Solaris é, sem sombra para dúvidas, uma obra-prima do cinema e das melhores do autor, sublime na sua estrutura formal e na forma como se é servido desta para atingir o transcendente, misteriosa na sua essência, como afinal o é a própria imensidão do universo e da nossa alma.

quarta-feira, maio 12, 2010

Arte & Deus

Na tentativa (escusada, já se viu) de não escrever nada a respeito da visita papal ao nosso minúsculo país, foram hoje realizadas, após a sua estadia e discurso no Centro Cultural de Belém, como podemos observar na fotografia de cima, perante centenas de reconhecidos artistas e intelectuais portugueses, algumas reflexões sobre a relação da Arte com Deus (esclareça-se: o todo-poderoso preconizado pela Bíblia), como esta aqui: E se a arte voltasse a aceitar Deus? O nosso Manoel de Oliveira não hesitou em afirmar, a título de exemplo, que os tipos de arte, como o cinema, estão “intimamente voltados para o homem e o universo, para a condição humana e a natureza Divina” (isto num contexto de discurso cristão, como ele frontalmente o assumiu). Nas restantes intervenções, incluindo na exercida pelo santo padre, podemos com facilidade encontrar dois pontos de encontro: o assumir de um divórcio entre a Igreja e a Arte (e, por conseguinte, a urgência de as voltar a unir), e de uma aparentemente necessária relação entre ambas, como se a verdadeira expressão artística tivesse sempre que envolver um lado com Deus (como a imagem cristológica que Tarkovsky procurara, quando vivo, nas suas obras). Será, portanto, no mínimo lógico julgarmos um filme crítico da religião e ateu como anti-filme, anti-cinema, anti-artístico – e então entramos no universo supostamente idílico, o da rejeição que presenciamos tão bem até o século XIX (com todas as perseguições, etc.). Há aqui toda uma enjoativa contradição que se prende, única e exclusivamente, na minha perspectiva, aos dogmas, também eles nauseabundos e paradoxais, que a Igreja Católica patrocina, sufocada nos seus próprios pecados, se esse é o termo que usam ainda, sufocada numa arte do passado, procurando na contemporaneidade a falsa salvação do abismo que tem caído nas últimas décadas. Essa contradição, se ignorada, poderá cair sob a ideia, poderosa e perfeitamente plausível, de que a arte, como o cinema, deverá procurar a cerne da condição do criador e da sua alma, reflexiva de uma humanidade que terá, isso sim com urgência, de deixar de procurar resposta e comodismo numa exterior e superintendente invenção que, no final de contas, é a sua mais misteriosa criação.

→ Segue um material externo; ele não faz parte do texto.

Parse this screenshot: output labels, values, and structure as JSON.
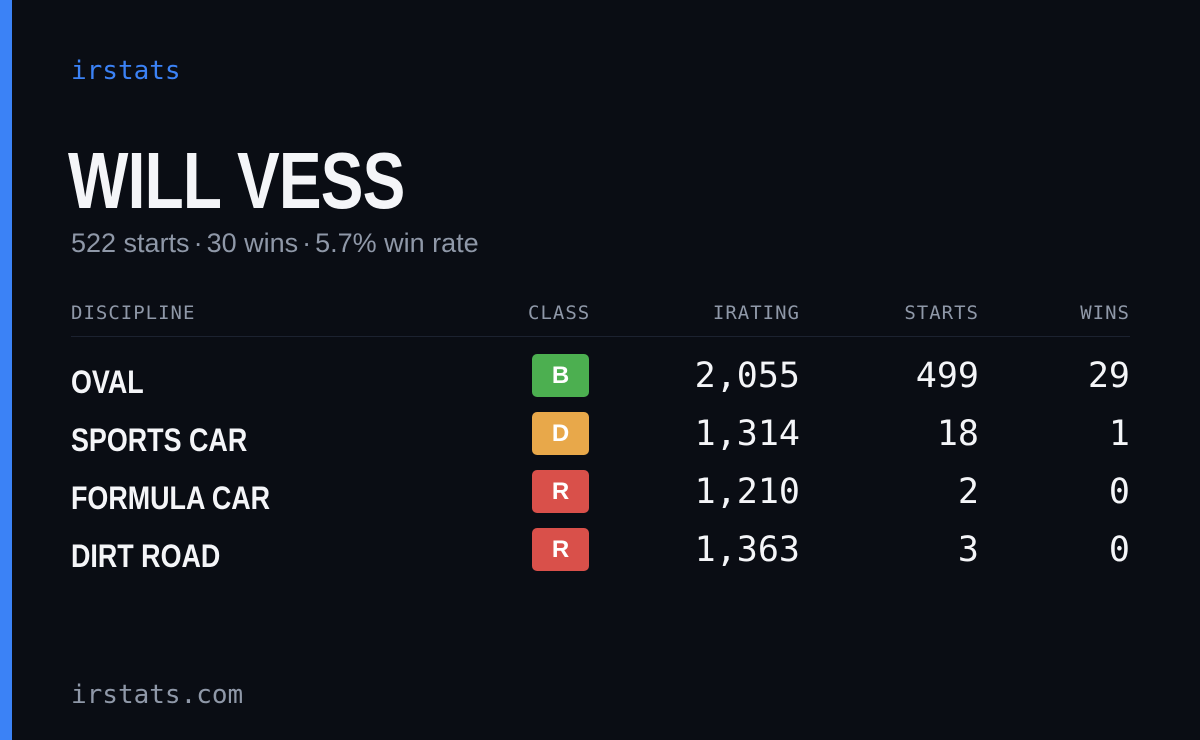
{
  "brand": {
    "label": "irstats",
    "color": "#3b82f6"
  },
  "driver": {
    "name": "WILL VESS",
    "starts_text": "522 starts",
    "wins_text": "30 wins",
    "winrate_text": "5.7% win rate",
    "separator": "·"
  },
  "table": {
    "headers": {
      "discipline": "DISCIPLINE",
      "class": "CLASS",
      "irating": "IRATING",
      "starts": "STARTS",
      "wins": "WINS"
    },
    "rows": [
      {
        "discipline": "OVAL",
        "class": "B",
        "class_color": "#4caf50",
        "irating": "2,055",
        "starts": "499",
        "wins": "29"
      },
      {
        "discipline": "SPORTS CAR",
        "class": "D",
        "class_color": "#e8a84a",
        "irating": "1,314",
        "starts": "18",
        "wins": "1"
      },
      {
        "discipline": "FORMULA CAR",
        "class": "R",
        "class_color": "#d9504a",
        "irating": "1,210",
        "starts": "2",
        "wins": "0"
      },
      {
        "discipline": "DIRT ROAD",
        "class": "R",
        "class_color": "#d9504a",
        "irating": "1,363",
        "starts": "3",
        "wins": "0"
      }
    ]
  },
  "footer": {
    "url": "irstats.com"
  },
  "colors": {
    "background": "#0a0d14",
    "accent": "#3b82f6",
    "text_primary": "#f4f5f8",
    "text_muted": "#8f98a8"
  }
}
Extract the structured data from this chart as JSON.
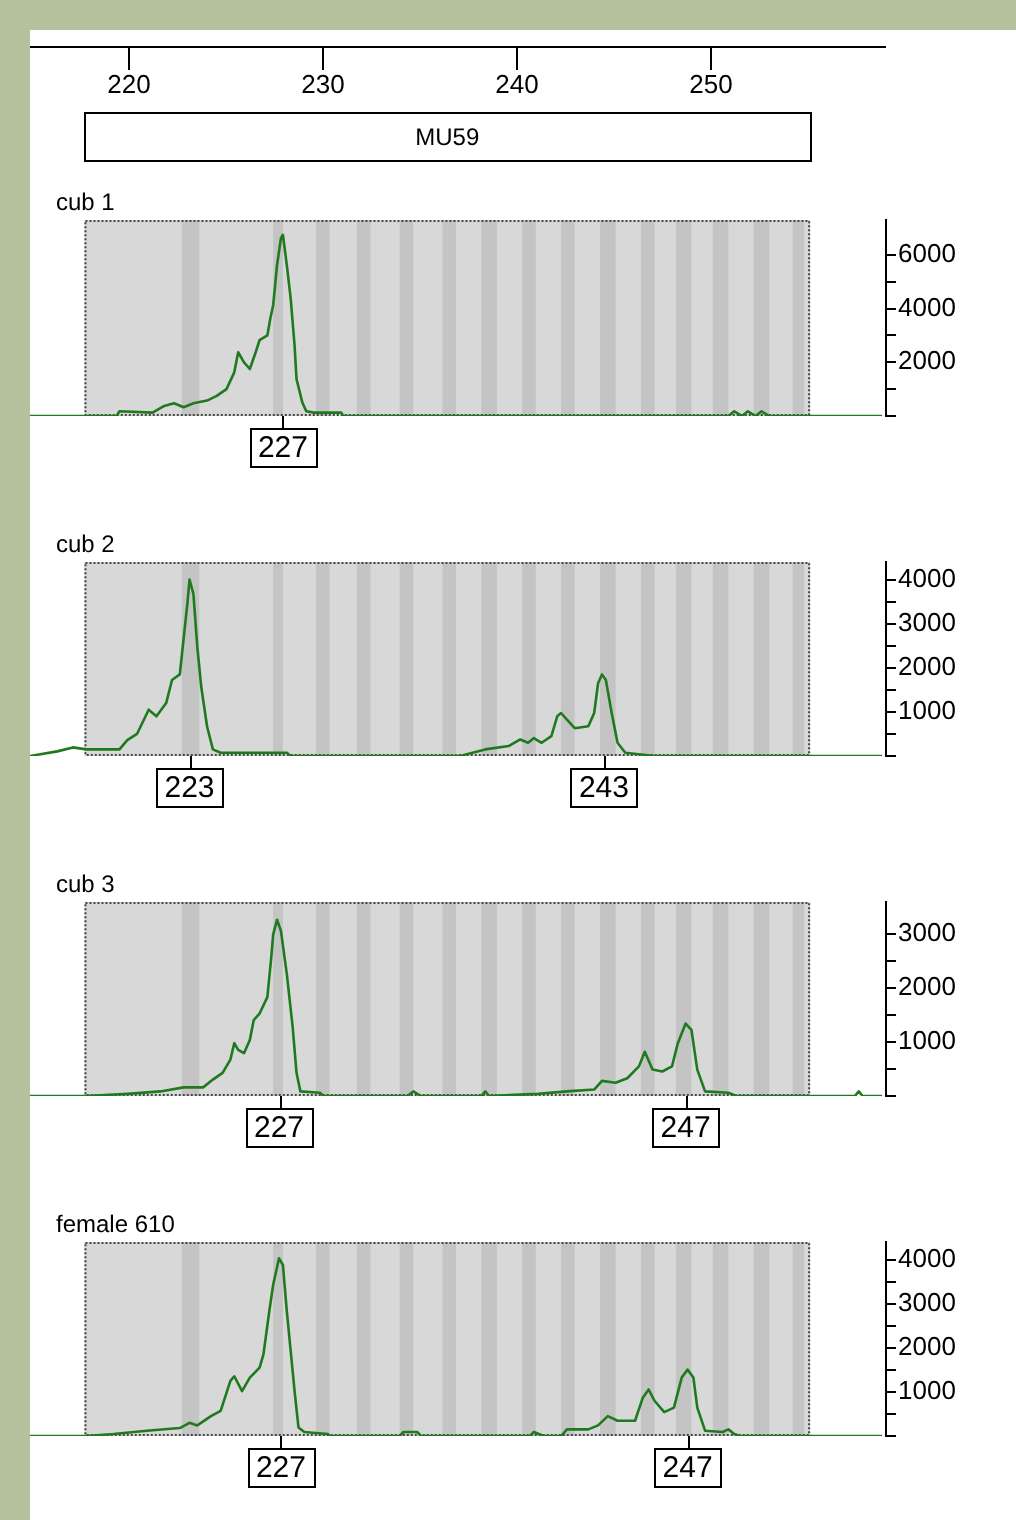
{
  "chart_data": [
    {
      "type": "line",
      "title": "cub 1",
      "xlim": [
        215,
        259
      ],
      "ylim": [
        0,
        7300
      ],
      "marker": "none",
      "xticks": [
        220,
        230,
        240,
        250
      ],
      "yticks": [
        {
          "value": 0,
          "label": null
        },
        {
          "value": 1000,
          "label": null
        },
        2000,
        {
          "value": 3000,
          "label": null
        },
        4000,
        {
          "value": 5000,
          "label": null
        },
        6000
      ],
      "bands": [
        {
          "axis": "x",
          "from": 217.8,
          "to": 255.1,
          "label": "MU59",
          "color": "#d8d8d8"
        },
        {
          "axis": "x",
          "from": 222.8,
          "to": 223.7,
          "color": "#c4c4c4"
        },
        {
          "axis": "x",
          "from": 227.5,
          "to": 228.0,
          "color": "#c4c4c4"
        },
        {
          "axis": "x",
          "from": 229.7,
          "to": 230.4,
          "color": "#c4c4c4"
        },
        {
          "axis": "x",
          "from": 231.8,
          "to": 232.5,
          "color": "#c4c4c4"
        },
        {
          "axis": "x",
          "from": 234.0,
          "to": 234.7,
          "color": "#c4c4c4"
        },
        {
          "axis": "x",
          "from": 236.2,
          "to": 236.9,
          "color": "#c4c4c4"
        },
        {
          "axis": "x",
          "from": 238.2,
          "to": 239.0,
          "color": "#c4c4c4"
        },
        {
          "axis": "x",
          "from": 240.3,
          "to": 241.0,
          "color": "#c4c4c4"
        },
        {
          "axis": "x",
          "from": 242.3,
          "to": 243.0,
          "color": "#c4c4c4"
        },
        {
          "axis": "x",
          "from": 244.3,
          "to": 245.1,
          "color": "#c4c4c4"
        },
        {
          "axis": "x",
          "from": 246.4,
          "to": 247.1,
          "color": "#c4c4c4"
        },
        {
          "axis": "x",
          "from": 248.2,
          "to": 249.0,
          "color": "#c4c4c4"
        },
        {
          "axis": "x",
          "from": 250.1,
          "to": 250.9,
          "color": "#c4c4c4"
        },
        {
          "axis": "x",
          "from": 252.2,
          "to": 253.0,
          "color": "#c4c4c4"
        },
        {
          "axis": "x",
          "from": 254.2,
          "to": 254.8,
          "color": "#c4c4c4"
        }
      ],
      "annotations": [
        {
          "text": "227",
          "x": 228.0,
          "y": 0
        }
      ],
      "x": [
        215,
        219.45,
        219.6,
        221.3,
        221.9,
        222.4,
        222.9,
        223.4,
        224.1,
        224.6,
        225.1,
        225.5,
        225.7,
        226.0,
        226.3,
        226.6,
        226.8,
        227.2,
        227.35,
        227.5,
        227.7,
        227.9,
        228.0,
        228.2,
        228.4,
        228.6,
        228.7,
        229.0,
        229.2,
        229.6,
        231.0,
        231.1,
        250.9,
        251.2,
        251.6,
        251.9,
        252.3,
        252.6,
        253.0,
        258.8
      ],
      "series": [
        {
          "color": "#1f7a1f",
          "values": [
            0,
            0,
            175,
            125,
            375,
            475,
            325,
            475,
            575,
            750,
            1000,
            1625,
            2375,
            2000,
            1750,
            2375,
            2825,
            3000,
            3625,
            4125,
            5625,
            6625,
            6750,
            5625,
            4375,
            2625,
            1375,
            500,
            175,
            125,
            125,
            0,
            0,
            175,
            0,
            175,
            0,
            175,
            0,
            0
          ]
        }
      ]
    },
    {
      "type": "line",
      "title": "cub 2",
      "xlim": [
        215,
        259
      ],
      "ylim": [
        0,
        4400
      ],
      "marker": "none",
      "tick_labels": "y",
      "yticks": [
        {
          "value": 0,
          "label": null
        },
        {
          "value": 500,
          "label": null
        },
        1000,
        {
          "value": 1500,
          "label": null
        },
        2000,
        {
          "value": 2500,
          "label": null
        },
        3000,
        {
          "value": 3500,
          "label": null
        },
        4000
      ],
      "bands": [
        {
          "axis": "x",
          "from": 217.8,
          "to": 255.1,
          "color": "#d8d8d8"
        },
        {
          "axis": "x",
          "from": 222.8,
          "to": 223.7,
          "color": "#c4c4c4"
        },
        {
          "axis": "x",
          "from": 227.5,
          "to": 228.0,
          "color": "#c4c4c4"
        },
        {
          "axis": "x",
          "from": 229.7,
          "to": 230.4,
          "color": "#c4c4c4"
        },
        {
          "axis": "x",
          "from": 231.8,
          "to": 232.5,
          "color": "#c4c4c4"
        },
        {
          "axis": "x",
          "from": 234.0,
          "to": 234.7,
          "color": "#c4c4c4"
        },
        {
          "axis": "x",
          "from": 236.2,
          "to": 236.9,
          "color": "#c4c4c4"
        },
        {
          "axis": "x",
          "from": 238.2,
          "to": 239.0,
          "color": "#c4c4c4"
        },
        {
          "axis": "x",
          "from": 240.3,
          "to": 241.0,
          "color": "#c4c4c4"
        },
        {
          "axis": "x",
          "from": 242.3,
          "to": 243.0,
          "color": "#c4c4c4"
        },
        {
          "axis": "x",
          "from": 244.3,
          "to": 245.1,
          "color": "#c4c4c4"
        },
        {
          "axis": "x",
          "from": 246.4,
          "to": 247.1,
          "color": "#c4c4c4"
        },
        {
          "axis": "x",
          "from": 248.2,
          "to": 249.0,
          "color": "#c4c4c4"
        },
        {
          "axis": "x",
          "from": 250.1,
          "to": 250.9,
          "color": "#c4c4c4"
        },
        {
          "axis": "x",
          "from": 252.2,
          "to": 253.0,
          "color": "#c4c4c4"
        },
        {
          "axis": "x",
          "from": 254.2,
          "to": 254.8,
          "color": "#c4c4c4"
        }
      ],
      "annotations": [
        {
          "text": "223",
          "x": 223.2,
          "y": 0
        },
        {
          "text": "243",
          "x": 244.5,
          "y": 0
        }
      ],
      "x": [
        215,
        216.4,
        217.2,
        217.9,
        219.6,
        220.0,
        220.5,
        221.1,
        221.5,
        222.0,
        222.3,
        222.7,
        223.1,
        223.2,
        223.4,
        223.6,
        223.8,
        224.1,
        224.4,
        224.8,
        226.8,
        228.2,
        228.4,
        237.1,
        238.4,
        239.6,
        240.2,
        240.6,
        240.9,
        241.3,
        241.8,
        242.1,
        242.3,
        242.6,
        243.0,
        243.7,
        244.0,
        244.2,
        244.4,
        244.6,
        244.9,
        245.2,
        245.6,
        247.1,
        258.8
      ],
      "series": [
        {
          "color": "#1f7a1f",
          "values": [
            0,
            105,
            195,
            150,
            150,
            360,
            500,
            1050,
            900,
            1200,
            1725,
            1850,
            3500,
            4000,
            3675,
            2475,
            1575,
            675,
            150,
            75,
            75,
            75,
            0,
            0,
            150,
            225,
            375,
            300,
            405,
            300,
            450,
            900,
            975,
            825,
            630,
            675,
            975,
            1650,
            1850,
            1725,
            975,
            300,
            75,
            0,
            0
          ]
        }
      ]
    },
    {
      "type": "line",
      "title": "cub 3",
      "xlim": [
        215,
        259
      ],
      "ylim": [
        0,
        3600
      ],
      "marker": "none",
      "tick_labels": "y",
      "yticks": [
        {
          "value": 0,
          "label": null
        },
        {
          "value": 500,
          "label": null
        },
        1000,
        {
          "value": 1500,
          "label": null
        },
        2000,
        {
          "value": 2500,
          "label": null
        },
        3000
      ],
      "bands": [
        {
          "axis": "x",
          "from": 217.8,
          "to": 255.1,
          "color": "#d8d8d8"
        },
        {
          "axis": "x",
          "from": 222.8,
          "to": 223.7,
          "color": "#c4c4c4"
        },
        {
          "axis": "x",
          "from": 227.5,
          "to": 228.0,
          "color": "#c4c4c4"
        },
        {
          "axis": "x",
          "from": 229.7,
          "to": 230.4,
          "color": "#c4c4c4"
        },
        {
          "axis": "x",
          "from": 231.8,
          "to": 232.5,
          "color": "#c4c4c4"
        },
        {
          "axis": "x",
          "from": 234.0,
          "to": 234.7,
          "color": "#c4c4c4"
        },
        {
          "axis": "x",
          "from": 236.2,
          "to": 236.9,
          "color": "#c4c4c4"
        },
        {
          "axis": "x",
          "from": 238.2,
          "to": 239.0,
          "color": "#c4c4c4"
        },
        {
          "axis": "x",
          "from": 240.3,
          "to": 241.0,
          "color": "#c4c4c4"
        },
        {
          "axis": "x",
          "from": 242.3,
          "to": 243.0,
          "color": "#c4c4c4"
        },
        {
          "axis": "x",
          "from": 244.3,
          "to": 245.1,
          "color": "#c4c4c4"
        },
        {
          "axis": "x",
          "from": 246.4,
          "to": 247.1,
          "color": "#c4c4c4"
        },
        {
          "axis": "x",
          "from": 248.2,
          "to": 249.0,
          "color": "#c4c4c4"
        },
        {
          "axis": "x",
          "from": 250.1,
          "to": 250.9,
          "color": "#c4c4c4"
        },
        {
          "axis": "x",
          "from": 252.2,
          "to": 253.0,
          "color": "#c4c4c4"
        },
        {
          "axis": "x",
          "from": 254.2,
          "to": 254.8,
          "color": "#c4c4c4"
        }
      ],
      "annotations": [
        {
          "text": "227",
          "x": 227.8,
          "y": 0
        },
        {
          "text": "247",
          "x": 248.7,
          "y": 0
        }
      ],
      "x": [
        215,
        217.9,
        220.0,
        221.7,
        222.9,
        223.9,
        224.4,
        224.9,
        225.3,
        225.5,
        225.7,
        226.0,
        226.3,
        226.5,
        226.8,
        227.2,
        227.4,
        227.5,
        227.7,
        227.9,
        228.2,
        228.5,
        228.7,
        228.9,
        229.9,
        230.1,
        234.4,
        234.7,
        235.1,
        238.2,
        238.4,
        238.6,
        241.1,
        242.6,
        244.0,
        244.4,
        245.1,
        245.7,
        246.3,
        246.6,
        247.0,
        247.5,
        248.0,
        248.3,
        248.7,
        249.0,
        249.3,
        249.7,
        250.9,
        251.3,
        257.4,
        257.6,
        257.8,
        258.8
      ],
      "series": [
        {
          "color": "#1f7a1f",
          "values": [
            0,
            0,
            40,
            85,
            160,
            160,
            305,
            430,
            675,
            980,
            855,
            795,
            1040,
            1410,
            1530,
            1835,
            2570,
            3000,
            3270,
            3060,
            2265,
            1285,
            430,
            85,
            60,
            0,
            0,
            85,
            0,
            0,
            85,
            0,
            40,
            85,
            120,
            280,
            245,
            330,
            550,
            820,
            490,
            455,
            550,
            980,
            1345,
            1225,
            490,
            85,
            60,
            0,
            0,
            85,
            0,
            0
          ]
        }
      ]
    },
    {
      "type": "line",
      "title": "female 610",
      "xlim": [
        215,
        259
      ],
      "ylim": [
        0,
        4400
      ],
      "marker": "none",
      "tick_labels": "y",
      "yticks": [
        {
          "value": 0,
          "label": null
        },
        {
          "value": 500,
          "label": null
        },
        1000,
        {
          "value": 1500,
          "label": null
        },
        2000,
        {
          "value": 2500,
          "label": null
        },
        3000,
        {
          "value": 3500,
          "label": null
        },
        4000
      ],
      "bands": [
        {
          "axis": "x",
          "from": 217.8,
          "to": 255.1,
          "color": "#d8d8d8"
        },
        {
          "axis": "x",
          "from": 222.8,
          "to": 223.7,
          "color": "#c4c4c4"
        },
        {
          "axis": "x",
          "from": 227.5,
          "to": 228.0,
          "color": "#c4c4c4"
        },
        {
          "axis": "x",
          "from": 229.7,
          "to": 230.4,
          "color": "#c4c4c4"
        },
        {
          "axis": "x",
          "from": 231.8,
          "to": 232.5,
          "color": "#c4c4c4"
        },
        {
          "axis": "x",
          "from": 234.0,
          "to": 234.7,
          "color": "#c4c4c4"
        },
        {
          "axis": "x",
          "from": 236.2,
          "to": 236.9,
          "color": "#c4c4c4"
        },
        {
          "axis": "x",
          "from": 238.2,
          "to": 239.0,
          "color": "#c4c4c4"
        },
        {
          "axis": "x",
          "from": 240.3,
          "to": 241.0,
          "color": "#c4c4c4"
        },
        {
          "axis": "x",
          "from": 242.3,
          "to": 243.0,
          "color": "#c4c4c4"
        },
        {
          "axis": "x",
          "from": 244.3,
          "to": 245.1,
          "color": "#c4c4c4"
        },
        {
          "axis": "x",
          "from": 246.4,
          "to": 247.1,
          "color": "#c4c4c4"
        },
        {
          "axis": "x",
          "from": 248.2,
          "to": 249.0,
          "color": "#c4c4c4"
        },
        {
          "axis": "x",
          "from": 250.1,
          "to": 250.9,
          "color": "#c4c4c4"
        },
        {
          "axis": "x",
          "from": 252.2,
          "to": 253.0,
          "color": "#c4c4c4"
        },
        {
          "axis": "x",
          "from": 254.2,
          "to": 254.8,
          "color": "#c4c4c4"
        }
      ],
      "annotations": [
        {
          "text": "227",
          "x": 227.9,
          "y": 0
        },
        {
          "text": "247",
          "x": 248.8,
          "y": 0
        }
      ],
      "x": [
        215,
        217.9,
        219.3,
        221.0,
        222.7,
        223.2,
        223.6,
        224.3,
        224.8,
        225.3,
        225.5,
        225.9,
        226.3,
        226.8,
        227.0,
        227.3,
        227.5,
        227.8,
        228.0,
        228.2,
        228.6,
        228.8,
        229.1,
        230.3,
        230.4,
        234.0,
        234.2,
        234.9,
        235.1,
        240.7,
        240.9,
        241.4,
        242.3,
        242.6,
        243.7,
        244.2,
        244.7,
        245.2,
        246.1,
        246.5,
        246.8,
        247.1,
        247.6,
        248.1,
        248.5,
        248.8,
        249.1,
        249.3,
        249.7,
        250.6,
        250.9,
        251.2,
        251.5,
        258.8
      ],
      "series": [
        {
          "color": "#1f7a1f",
          "values": [
            0,
            0,
            45,
            120,
            180,
            300,
            240,
            450,
            570,
            1250,
            1355,
            1020,
            1325,
            1550,
            1850,
            2830,
            3430,
            4030,
            3880,
            2830,
            1020,
            195,
            90,
            45,
            0,
            0,
            90,
            90,
            0,
            0,
            90,
            0,
            0,
            150,
            150,
            240,
            450,
            345,
            345,
            870,
            1055,
            800,
            540,
            645,
            1325,
            1505,
            1325,
            645,
            120,
            90,
            150,
            45,
            0,
            0
          ]
        }
      ]
    }
  ]
}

terça-feira, maio 11, 2010

Persona

Há dias, sobretudo nos que vão merecendo uma profunda introspecção, que me lembro da existência de um filme que, seguramente, se enquadra naquele género de obras que são capazes de mudar vidas, consciências e, como feliz e última consequência, identidades. É, pois, sobretudo sobre isso que discorre este magnífico, magnífico Persona, uma reflexão psicanalítica, única e imbatível sobre a individualidade do ser humano e a sua afirmação no meio social, a explosão do ego revoltado, o caminhar para um inconsciente recôndito e assombrado pelos fantasmas das mais essenciais questões da vida. Para além do mais (e para dizer algo que será sempre pouco para uma análise, posterior, pessoal e profunda, sobre a fita), é um tratado sobre a aparência versus realidade, a fusão de personagens e todo um universo bergmaniano verdadeiramente solipsista (apesar desta ideia estar implícita em vários momentos, sobretudo nos finais), dando a impressão, chocante e misteriosa, que tudo o que acabamos de ver não foi obra do mestre sueco, foi obra dos nossos sentidos, da nossa experiência pessoal e memória – que é, em última instância, aquilo que nos torna EU. Há, assim e de forma imprevisível, uma reviravolta que (con)funde o espectador como o actor, denunciando a persona que não o faz ser EU, mas fá-lo ser o falso mundo que o rodeia. Onde está, então, a nossa verdadeira existência, a pedra basilar da nossa alma? Neste experimento cinematográfico (do melhor que o cinema foi vendo em toda a sua história), verdadeiramente libertador (a qualquer nível, seja formal, narrativo...), a identidade não dá lugar para o colectivo – porque nós somos para nós, nós somos o universo que criamos, nós somos os falsos actores da peça de teatro, eterna e dilacerante, que Ingmar Bergman concebeu para atingir a totalidade do seu próprio EU, fugindo da sua persona com um magistral golpe de génio.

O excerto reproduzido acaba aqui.